« La neutralité pour une entreprise, cela ne veut rien dire et je pense que l’on est franchement tous coupables si l’on continue à rendre crédible cette position, assène Hélène Valade, directrice Développement Environnement de LVMH et présidente d’Orse, lors de l’événement Neutrality organisé en ligne fin juin. Une entreprise peut contribuer à la neutralité, mais cela se fait à une échelle plus globale. »
Et pour cause, comme l’expliquait récemment l’Ademe, la neutralité carbone n’a de sens qu’à l’échelle mondiale ou nationale. Les engagements des pays s’enchaînent donc pour atteindre la neutralité carbone d’ici 2050. Au niveau mondial, l’objectif consiste à décarboner l’activité économique à l’horizon 2050. En France, il s’agit de passer de 437 millions de tonnes de CO2 émises en 2019 à près de 100 millions de tonnes en 2050.
Prendre des objectifs de réduction ambitieux
Les experts s’accordent à dire que les entreprises ne peuvent pas se revendiquer neutres en carbone. Des travaux sont en cours pour définir un cadre de référence robuste et crédible sur ce que veut dire la neutralité carbone dans le cadre de l’entreprise. Ainsi, la Science Based Targets initiative développe actuellement un standard Net-zero à l’occasion de la COP26, pour définir ce qui est attendu d’une entreprise qui contribuerait suffisamment à la neutralité carbone.
« Avoir un objectif à 2050 de neutralité carbone est essentiel mais n’est pas suffisant, prévient Alice Rimpot, directrice de l’engagement sociétal de Carbon Disclosure Project (CDP), organisation à but non lucratif qui publie des données sur l’impact environnemental des plus grandes entreprises. Cela doit être appuyé par des objectifs basés sur la science intermédiaire, alignés sur une trajectoire à 1,5°C pour s’assurer de cette décarbonation suffisamment rapide. »

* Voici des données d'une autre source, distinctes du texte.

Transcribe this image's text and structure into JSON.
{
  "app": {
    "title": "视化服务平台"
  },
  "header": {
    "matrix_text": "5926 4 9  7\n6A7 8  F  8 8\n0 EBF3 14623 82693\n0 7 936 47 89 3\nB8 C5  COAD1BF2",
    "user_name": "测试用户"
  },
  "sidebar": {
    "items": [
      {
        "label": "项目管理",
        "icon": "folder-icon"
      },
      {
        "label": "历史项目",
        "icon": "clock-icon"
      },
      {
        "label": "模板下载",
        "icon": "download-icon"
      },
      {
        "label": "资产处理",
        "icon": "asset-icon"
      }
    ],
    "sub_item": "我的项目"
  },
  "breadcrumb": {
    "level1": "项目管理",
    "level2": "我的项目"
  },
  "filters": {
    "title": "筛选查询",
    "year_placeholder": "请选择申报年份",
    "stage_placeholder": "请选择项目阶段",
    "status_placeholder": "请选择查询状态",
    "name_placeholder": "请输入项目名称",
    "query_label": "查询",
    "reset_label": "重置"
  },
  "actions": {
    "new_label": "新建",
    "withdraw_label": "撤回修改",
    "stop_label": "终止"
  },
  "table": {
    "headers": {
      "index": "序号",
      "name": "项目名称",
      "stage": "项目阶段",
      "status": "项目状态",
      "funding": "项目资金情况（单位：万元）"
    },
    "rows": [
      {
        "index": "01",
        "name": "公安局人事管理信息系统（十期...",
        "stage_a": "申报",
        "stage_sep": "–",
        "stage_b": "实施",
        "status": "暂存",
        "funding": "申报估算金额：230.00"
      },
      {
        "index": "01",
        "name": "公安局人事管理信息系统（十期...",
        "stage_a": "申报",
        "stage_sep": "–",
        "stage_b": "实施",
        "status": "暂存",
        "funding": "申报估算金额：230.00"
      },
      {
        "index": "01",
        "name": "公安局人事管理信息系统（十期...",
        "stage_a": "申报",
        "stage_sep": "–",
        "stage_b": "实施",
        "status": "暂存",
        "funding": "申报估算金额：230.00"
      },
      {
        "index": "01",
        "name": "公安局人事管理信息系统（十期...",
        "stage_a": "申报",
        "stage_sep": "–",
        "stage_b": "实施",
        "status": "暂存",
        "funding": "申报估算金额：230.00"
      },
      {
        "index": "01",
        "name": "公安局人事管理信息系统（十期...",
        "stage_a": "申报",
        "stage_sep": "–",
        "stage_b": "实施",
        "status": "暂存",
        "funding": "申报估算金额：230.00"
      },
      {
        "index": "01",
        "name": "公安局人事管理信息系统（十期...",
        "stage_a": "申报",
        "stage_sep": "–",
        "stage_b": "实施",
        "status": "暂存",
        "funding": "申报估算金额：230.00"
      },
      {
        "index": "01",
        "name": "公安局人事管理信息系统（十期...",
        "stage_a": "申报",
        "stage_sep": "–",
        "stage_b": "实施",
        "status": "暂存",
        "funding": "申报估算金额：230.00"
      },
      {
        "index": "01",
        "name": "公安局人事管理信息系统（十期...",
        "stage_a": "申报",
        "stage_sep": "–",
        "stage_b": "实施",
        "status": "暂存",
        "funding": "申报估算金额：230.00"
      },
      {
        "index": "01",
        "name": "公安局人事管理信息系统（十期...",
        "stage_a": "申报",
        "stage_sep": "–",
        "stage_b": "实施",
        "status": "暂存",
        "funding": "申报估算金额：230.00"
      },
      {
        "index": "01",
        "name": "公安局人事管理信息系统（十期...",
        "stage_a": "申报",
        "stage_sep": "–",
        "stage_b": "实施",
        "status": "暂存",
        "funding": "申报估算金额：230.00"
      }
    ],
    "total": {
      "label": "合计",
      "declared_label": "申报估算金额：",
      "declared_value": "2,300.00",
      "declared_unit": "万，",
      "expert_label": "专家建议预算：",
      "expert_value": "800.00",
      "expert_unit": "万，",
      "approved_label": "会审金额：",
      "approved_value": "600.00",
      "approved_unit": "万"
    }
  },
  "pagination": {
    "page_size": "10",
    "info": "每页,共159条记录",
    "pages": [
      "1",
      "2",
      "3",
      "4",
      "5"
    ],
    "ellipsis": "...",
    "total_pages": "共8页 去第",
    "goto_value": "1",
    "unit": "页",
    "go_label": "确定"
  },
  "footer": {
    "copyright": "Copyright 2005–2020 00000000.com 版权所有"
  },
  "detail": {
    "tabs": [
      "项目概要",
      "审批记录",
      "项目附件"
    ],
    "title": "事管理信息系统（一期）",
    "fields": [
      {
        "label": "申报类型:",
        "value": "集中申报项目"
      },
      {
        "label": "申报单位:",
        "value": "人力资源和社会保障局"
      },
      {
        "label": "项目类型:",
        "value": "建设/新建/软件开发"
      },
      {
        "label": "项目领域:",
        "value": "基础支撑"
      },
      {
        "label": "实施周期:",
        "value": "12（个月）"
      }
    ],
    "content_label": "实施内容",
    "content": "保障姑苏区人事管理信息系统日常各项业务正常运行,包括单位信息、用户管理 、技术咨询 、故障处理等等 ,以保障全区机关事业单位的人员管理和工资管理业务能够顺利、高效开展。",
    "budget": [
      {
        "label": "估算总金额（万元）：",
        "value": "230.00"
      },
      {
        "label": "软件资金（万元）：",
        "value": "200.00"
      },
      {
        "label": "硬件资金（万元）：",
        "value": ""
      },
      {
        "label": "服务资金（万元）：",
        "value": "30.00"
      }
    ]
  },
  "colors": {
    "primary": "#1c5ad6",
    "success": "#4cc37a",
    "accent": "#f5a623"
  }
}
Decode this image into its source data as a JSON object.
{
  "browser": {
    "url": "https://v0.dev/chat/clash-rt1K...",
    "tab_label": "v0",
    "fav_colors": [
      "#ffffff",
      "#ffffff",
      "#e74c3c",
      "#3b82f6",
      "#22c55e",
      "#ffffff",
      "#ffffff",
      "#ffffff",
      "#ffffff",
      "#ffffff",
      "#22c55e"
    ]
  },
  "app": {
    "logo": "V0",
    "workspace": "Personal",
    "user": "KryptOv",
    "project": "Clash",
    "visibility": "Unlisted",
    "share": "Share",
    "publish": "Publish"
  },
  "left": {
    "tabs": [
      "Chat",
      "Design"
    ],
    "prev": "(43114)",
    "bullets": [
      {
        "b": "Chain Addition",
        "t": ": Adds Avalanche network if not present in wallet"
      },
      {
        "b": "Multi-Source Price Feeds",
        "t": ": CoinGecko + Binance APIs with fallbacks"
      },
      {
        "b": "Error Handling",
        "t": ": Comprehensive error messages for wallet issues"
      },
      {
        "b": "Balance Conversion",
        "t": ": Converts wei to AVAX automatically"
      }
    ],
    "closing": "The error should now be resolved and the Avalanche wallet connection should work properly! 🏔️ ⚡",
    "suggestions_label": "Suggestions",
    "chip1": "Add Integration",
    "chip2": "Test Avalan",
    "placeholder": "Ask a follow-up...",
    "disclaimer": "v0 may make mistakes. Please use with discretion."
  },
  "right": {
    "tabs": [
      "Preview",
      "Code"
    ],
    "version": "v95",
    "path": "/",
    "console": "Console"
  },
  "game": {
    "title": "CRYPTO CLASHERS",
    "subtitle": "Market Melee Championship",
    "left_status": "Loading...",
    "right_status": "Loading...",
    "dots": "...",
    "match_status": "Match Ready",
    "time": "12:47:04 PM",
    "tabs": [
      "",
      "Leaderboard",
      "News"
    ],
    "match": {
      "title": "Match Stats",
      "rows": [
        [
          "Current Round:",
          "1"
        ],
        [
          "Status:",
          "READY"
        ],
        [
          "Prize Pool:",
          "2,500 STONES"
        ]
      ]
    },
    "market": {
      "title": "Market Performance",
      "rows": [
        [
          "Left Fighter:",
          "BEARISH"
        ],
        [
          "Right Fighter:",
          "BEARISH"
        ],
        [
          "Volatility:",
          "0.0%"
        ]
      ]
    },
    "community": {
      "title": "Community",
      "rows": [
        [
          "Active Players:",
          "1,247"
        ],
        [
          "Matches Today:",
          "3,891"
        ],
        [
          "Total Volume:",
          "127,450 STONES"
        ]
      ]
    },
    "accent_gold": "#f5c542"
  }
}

Réduire et remplacer pour décarboner
De grands principes peuvent toutefois d’ores et déjà être partagés. La première chose à faire pour contribuer à la neutralité carbone est de se concentrer sur la réduction des émissions. « L’objectif de neutralité combine une réduction des émissions maximale avec une neutralisation des émissions résiduelles, partage Alice Rimpot. Il faut une transparence sur ce que l’entreprise se fixe comme objectif de réduction d’émissions et ensuite sur sa contribution à travers la compensation volontaire. »
Cette réduction des émissions passe par une adaptation de l’activité des entreprises au contexte de changement climatique. « Les entreprises doivent de plus en plus s’orienter vers la production de services et de produits bas carbone et se désinvestir des produits les plus émetteurs », prévient pour sa part Fanny Fleuriot, animatrice comptabilité carbone à l’Ademe
Il s’agit en parallèle de préserver les puits naturels existants – forêts, océans et sols –, de les régénérer et de les redynamiser. « Lorsqu’on développe des plans d’actions de réduction, il faut s’assurer que ces actions préservent bien les stocks existants, observe Fanny Fleuriot. Il faut ainsi réfléchir à nos pratiques actuelles, reboiser, avoir une gestion améliorée de nos forêts pour en maximiser le potentiel de séquestration ». Il s’agira enfin de développer des puits technologiques, regroupant les solutions de capture et de stockage dans le sous-sol.
Réduire, remplacer, puis compenser
Une fois les émissions réduites au maximum, les entreprises peuvent enfin compenser localement et à l’étranger les émissions restantes. Il reste de nombreux défis à relever sur ce point. « La compensation sert aussi à amorcer des projets qui, sans ces fonds libérés, n’existeraient pas, estime Muriel Barnéoud, directrice de l’engagement sociétal du groupe La Poste. Depuis 2012, La Poste, c’est 45 millions d’euros investis dans l’univers de la compensation, 350 000 hectares de forêts sauvegardés, plus de 50 espèces préservées, plus de 4 millions d’habitants sur Terre qui accèdent à une énergie d’origine renouvelable ».
« Il est vraiment important pour les entreprises de comprendre qu’il faut bien choisir ses unités de séquestration : les critères de permanence, d’additionnalité, de vérification et de certification externe, d’unicité du crédit sont aussi importants, voire plus importants, dans la séquestration que dans la réduction et les profils de risques vont varier de façon très importante selon la typologie de projet. Un projet de séquestration de carbone dans le sol est intrinsèquement beaucoup plus risqué qu’un projet forestier ou de direct air capture », conclut Marion Verles.